Hi anons, I want to hear your thoughts and experiences on something. For context I'm a 19 year old cis male.
Also this isn't bait. I genuinely wanna have this discussion. And get outside perspective.
I'm anti LGBTQ+.
But not in a violent kinda way. More so, I think that research should be done to develop treatments that revert these sexual abnormalities, and allow lgbt people to live a normal life, instead of being outcasts.
Here's the thing though. I'm a complete hypocrite. I'm mostly attracted to cis women, but I'm also attracted to trans women who still have their penises, and femboys. So I lean 80% towards cis women, and 20% to feminine penis-owners.
But I only developed these attractions through porn. I was 100% straight until I was 15 when I discovered trans porn which I found revolting at the time. But as my porn addiction deepened, I wanted more and more depraved shit because the normal porn wasn't doing it anymore.

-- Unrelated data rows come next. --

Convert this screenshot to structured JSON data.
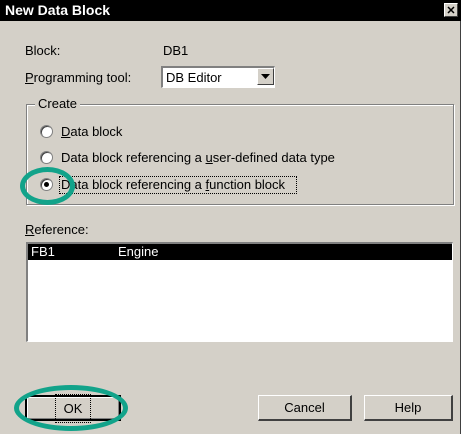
{
  "window": {
    "title": "New Data Block",
    "close_glyph": "✕"
  },
  "fields": {
    "block_label": "Block:",
    "block_value": "DB1",
    "tool_label_u": "P",
    "tool_label_rest": "rogramming tool:",
    "tool_value": "DB Editor"
  },
  "create": {
    "label": "Create",
    "options": [
      {
        "pre": "",
        "u": "D",
        "post": "ata block",
        "selected": false
      },
      {
        "pre": "Data block referencing a ",
        "u": "u",
        "post": "ser-defined data type",
        "selected": false
      },
      {
        "pre": "Data block referencing a ",
        "u": "f",
        "post": "unction block",
        "selected": true
      }
    ]
  },
  "reference": {
    "label_u": "R",
    "label_rest": "eference:",
    "rows": [
      {
        "name": "FB1",
        "description": "Engine",
        "selected": true
      }
    ]
  },
  "buttons": {
    "ok": "OK",
    "cancel": "Cancel",
    "help": "Help"
  },
  "annotations": {
    "highlight_color": "#12a38a"
  }
}
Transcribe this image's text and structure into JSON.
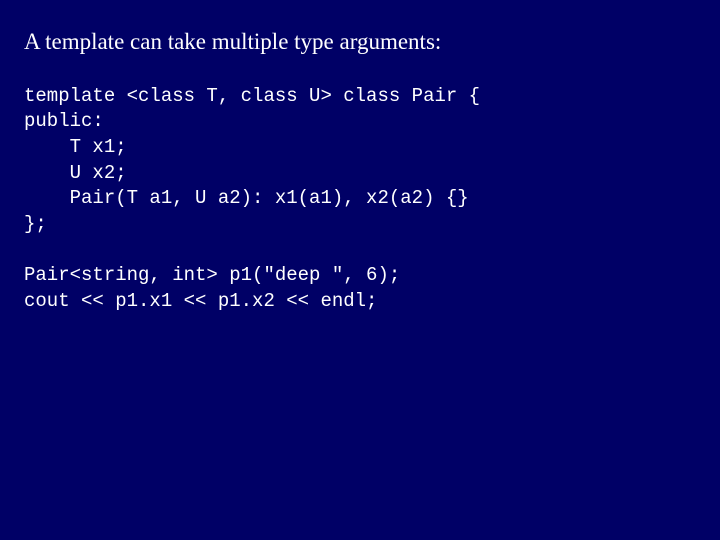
{
  "slide": {
    "heading": "A template can take multiple type arguments:",
    "code1": "template <class T, class U> class Pair {\npublic:\n    T x1;\n    U x2;\n    Pair(T a1, U a2): x1(a1), x2(a2) {}\n};",
    "code2": "Pair<string, int> p1(\"deep \", 6);\ncout << p1.x1 << p1.x2 << endl;"
  }
}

And that made trans porn more appealing to me. And now years later, I love trans women so much and simp for them. But only when I'm horny.

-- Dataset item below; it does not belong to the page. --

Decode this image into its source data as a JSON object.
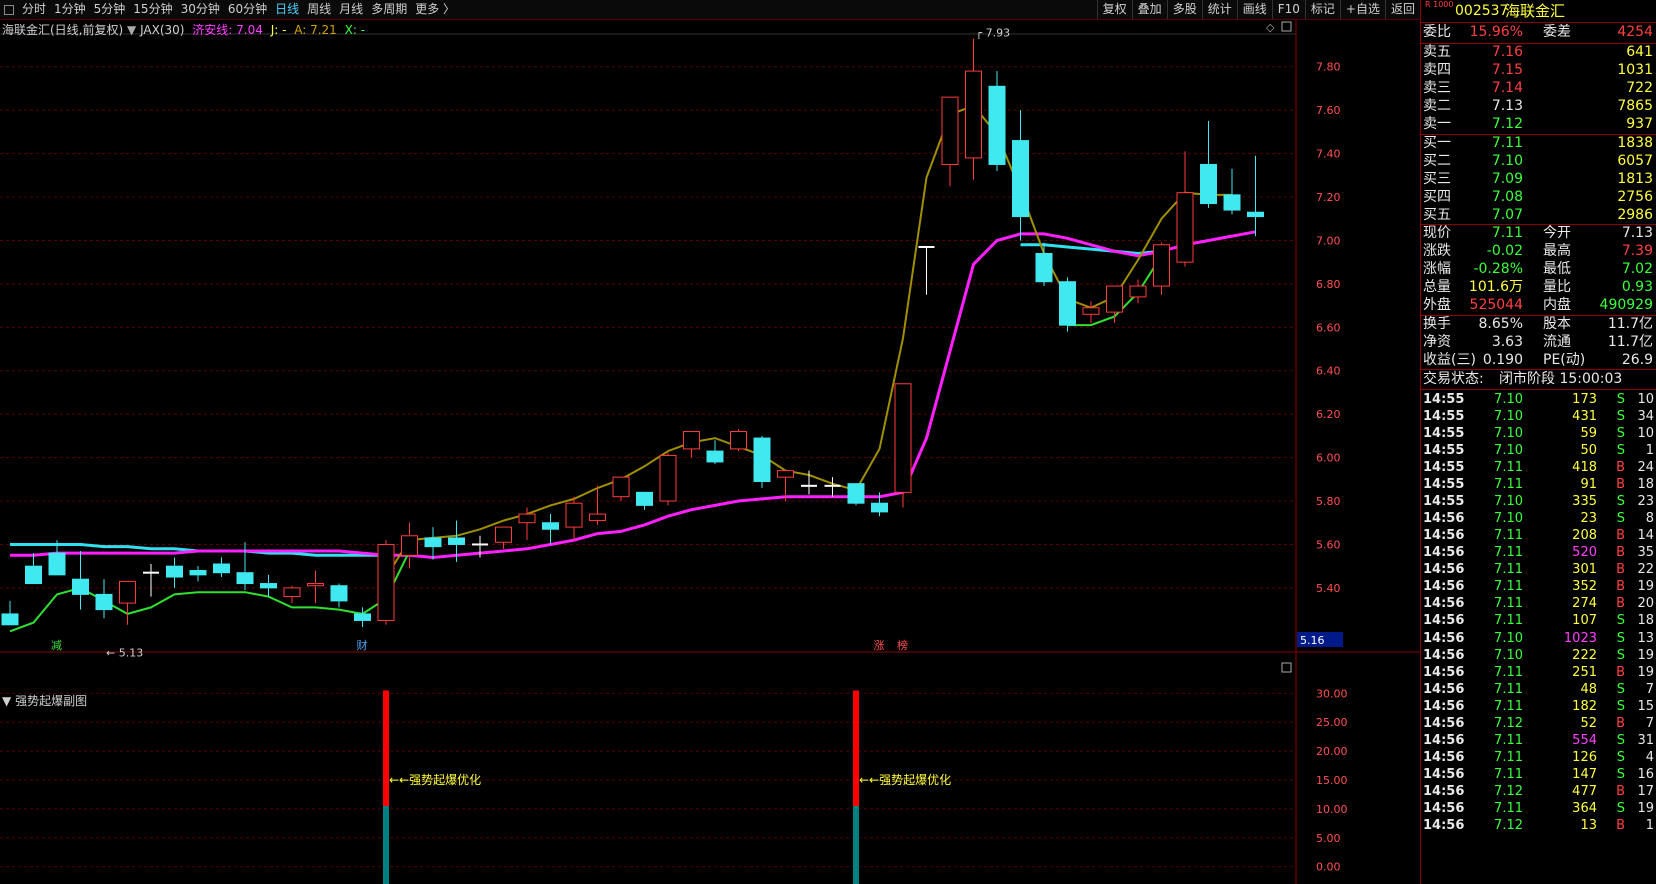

But once I nut, I come back to my senses and return to straightness.
So I can never see myself being in a relationship with a trans woman or a femboy, but I always fantasize about getting married to a cis woman and having kids with her etc.
Where does that put me? Am I a chaser?
I would never harm anyone or sexually assault anyone for any reason ever. It's purely fantasy to me. Or fetishization, if you will.
Is it okay for me to stay in this position? Or do you think this is harmful? I'm not really sure how this can be taken so please give me your thoughts on this situation. Which I believe is very common, but not often discussed.